Cyclone Chapala could become the strongest on record in the Arabian Sea and may make an unprecedented landfall at hurricane strength along the coast of Yemen or southwest Oman in the days ahead.
Chapala has rapidly intensified and is currently estimated to have winds of Category 4 hurricane intensity and may reach Category 5 intensity soon.
Cyclone Chapala has intensified in the past 10 to 12 hours to become a very severe cyclonic storm with wind speeds of 140-160 km/hr.
According to India Met Department this is the ultimate level it may grow to, but it would have reached to within a sniff away from being classified as a class-topping super cyclone.

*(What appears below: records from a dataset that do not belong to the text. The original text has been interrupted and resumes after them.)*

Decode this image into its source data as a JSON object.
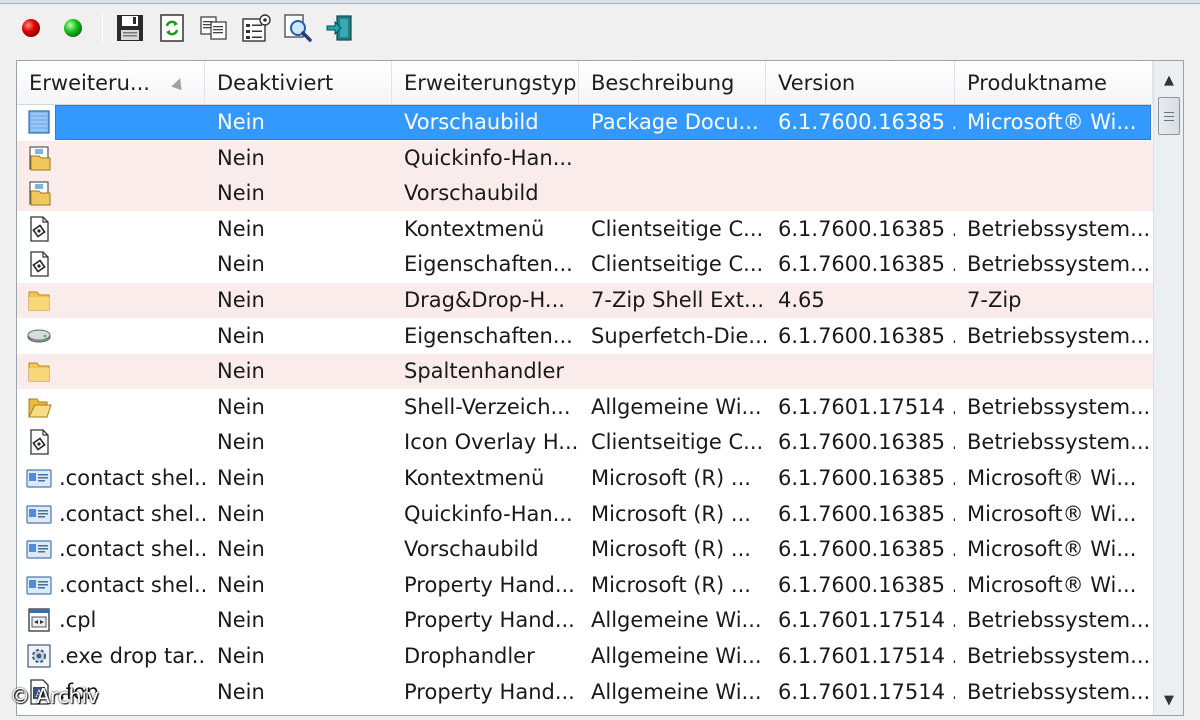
{
  "toolbar": {
    "buttons": [
      {
        "name": "disable-button",
        "icon": "red-dot-icon",
        "color": "#d40000"
      },
      {
        "name": "enable-button",
        "icon": "green-dot-icon",
        "color": "#16b216"
      },
      {
        "name": "save-button",
        "icon": "floppy-disk-icon"
      },
      {
        "name": "refresh-button",
        "icon": "refresh-icon"
      },
      {
        "name": "copy-button",
        "icon": "copy-icon"
      },
      {
        "name": "properties-button",
        "icon": "properties-icon"
      },
      {
        "name": "find-button",
        "icon": "find-icon"
      },
      {
        "name": "exit-button",
        "icon": "exit-icon"
      }
    ]
  },
  "columns": [
    "Erweiteru...",
    "Deaktiviert",
    "Erweiterungstyp",
    "Beschreibung",
    "Version",
    "Produktname"
  ],
  "rows": [
    {
      "icon": "selected-file-icon",
      "name": "",
      "disabled": "Nein",
      "type": "Vorschaubild",
      "desc": "Package Docu...",
      "version": "6.1.7600.16385 ...",
      "product": "Microsoft® Wi...",
      "style": "selected"
    },
    {
      "icon": "folder-handler-icon",
      "name": "",
      "disabled": "Nein",
      "type": "Quickinfo-Han...",
      "desc": "",
      "version": "",
      "product": "",
      "style": "pink"
    },
    {
      "icon": "folder-handler-icon",
      "name": "",
      "disabled": "Nein",
      "type": "Vorschaubild",
      "desc": "",
      "version": "",
      "product": "",
      "style": "pink"
    },
    {
      "icon": "dll-file-icon",
      "name": "",
      "disabled": "Nein",
      "type": "Kontextmenü",
      "desc": "Clientseitige C...",
      "version": "6.1.7600.16385 ...",
      "product": "Betriebssystem...",
      "style": ""
    },
    {
      "icon": "dll-file-icon",
      "name": "",
      "disabled": "Nein",
      "type": "Eigenschaften...",
      "desc": "Clientseitige C...",
      "version": "6.1.7600.16385 ...",
      "product": "Betriebssystem...",
      "style": ""
    },
    {
      "icon": "folder-icon",
      "name": "",
      "disabled": "Nein",
      "type": "Drag&Drop-H...",
      "desc": "7-Zip Shell Ext...",
      "version": "4.65",
      "product": "7-Zip",
      "style": "pink"
    },
    {
      "icon": "drive-icon",
      "name": "",
      "disabled": "Nein",
      "type": "Eigenschaften...",
      "desc": "Superfetch-Die...",
      "version": "6.1.7600.16385 ...",
      "product": "Betriebssystem...",
      "style": ""
    },
    {
      "icon": "folder-icon",
      "name": "",
      "disabled": "Nein",
      "type": "Spaltenhandler",
      "desc": "",
      "version": "",
      "product": "",
      "style": "pink"
    },
    {
      "icon": "open-folder-icon",
      "name": "",
      "disabled": "Nein",
      "type": "Shell-Verzeich...",
      "desc": "Allgemeine Wi...",
      "version": "6.1.7601.17514 ...",
      "product": "Betriebssystem...",
      "style": ""
    },
    {
      "icon": "dll-file-icon",
      "name": "",
      "disabled": "Nein",
      "type": "Icon Overlay H...",
      "desc": "Clientseitige C...",
      "version": "6.1.7600.16385 ...",
      "product": "Betriebssystem...",
      "style": ""
    },
    {
      "icon": "contact-card-icon",
      "name": ".contact shel...",
      "disabled": "Nein",
      "type": "Kontextmenü",
      "desc": "Microsoft (R) ...",
      "version": "6.1.7600.16385 ...",
      "product": "Microsoft® Wi...",
      "style": ""
    },
    {
      "icon": "contact-card-icon",
      "name": ".contact shel...",
      "disabled": "Nein",
      "type": "Quickinfo-Han...",
      "desc": "Microsoft (R) ...",
      "version": "6.1.7600.16385 ...",
      "product": "Microsoft® Wi...",
      "style": ""
    },
    {
      "icon": "contact-card-icon",
      "name": ".contact shel...",
      "disabled": "Nein",
      "type": "Vorschaubild",
      "desc": "Microsoft (R) ...",
      "version": "6.1.7600.16385 ...",
      "product": "Microsoft® Wi...",
      "style": ""
    },
    {
      "icon": "contact-card-icon",
      "name": ".contact shel...",
      "disabled": "Nein",
      "type": "Property Hand...",
      "desc": "Microsoft (R) ...",
      "version": "6.1.7600.16385 ...",
      "product": "Microsoft® Wi...",
      "style": ""
    },
    {
      "icon": "control-panel-icon",
      "name": ".cpl",
      "disabled": "Nein",
      "type": "Property Hand...",
      "desc": "Allgemeine Wi...",
      "version": "6.1.7601.17514 ...",
      "product": "Betriebssystem...",
      "style": ""
    },
    {
      "icon": "exe-gear-icon",
      "name": ".exe drop tar...",
      "disabled": "Nein",
      "type": "Drophandler",
      "desc": "Allgemeine Wi...",
      "version": "6.1.7601.17514 ...",
      "product": "Betriebssystem...",
      "style": ""
    },
    {
      "icon": "fon-file-icon",
      "name": ".fon",
      "disabled": "Nein",
      "type": "Property Hand...",
      "desc": "Allgemeine Wi...",
      "version": "6.1.7601.17514 ...",
      "product": "Betriebssystem...",
      "style": ""
    }
  ],
  "watermark": "© Archiv",
  "colors": {
    "selection": "#3399ff",
    "pink_row": "#fbecec"
  }
}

Chapala has spun far away from the coast of India, and approach North Yemen and adjoining Oman coast for landfall after winding down a round back into a very severe cyclone by Monday noon.
Continued intensification is possible, due not only to warmer-than-average Arabian Sea water along its path, but also due to an impressive upper-atmospheric outflow channel stretching hundreds of miles to the east-northeast of Chapala from an upper-atmospheric low-pressure area over northern India.
The rapid intensification of the storm has left the North-East monsoon over peninsular India in a state of thrall, having been forced to cede a good part of the moisture to the former.
The result has been that a low-pressure area that would have brought heavy rain to Coastal Tamil Nadu has weakened, persisting this morning as a cyclonic circulation over Sri Lanka and the adjoining seas.
But the residual southerly flows from this circulation are still forecast to bring rain into Tamil Nadu, Kerala and Coastal and South Interior Karnataka during the the next two to three days.
Only Kerala, Coastal Karnataka and Konkan-Goa have received normal rainfall during the season until last evening. Tamil Nadu and Puducherry, Rayalaseema, North and South Interior Karnataka are in deficit.
Monsoon watchers are keeping an eye on the Bay of Bengal for signals of an easterly wave with a likely storm-head, which is forecast to emerge in Southeast of Andaman Islands in another five to six days.
Tropical cyclones in the Indian Ocean, which includes the Arabian Sea, are known as “cyclones” or “cyclonic storms”.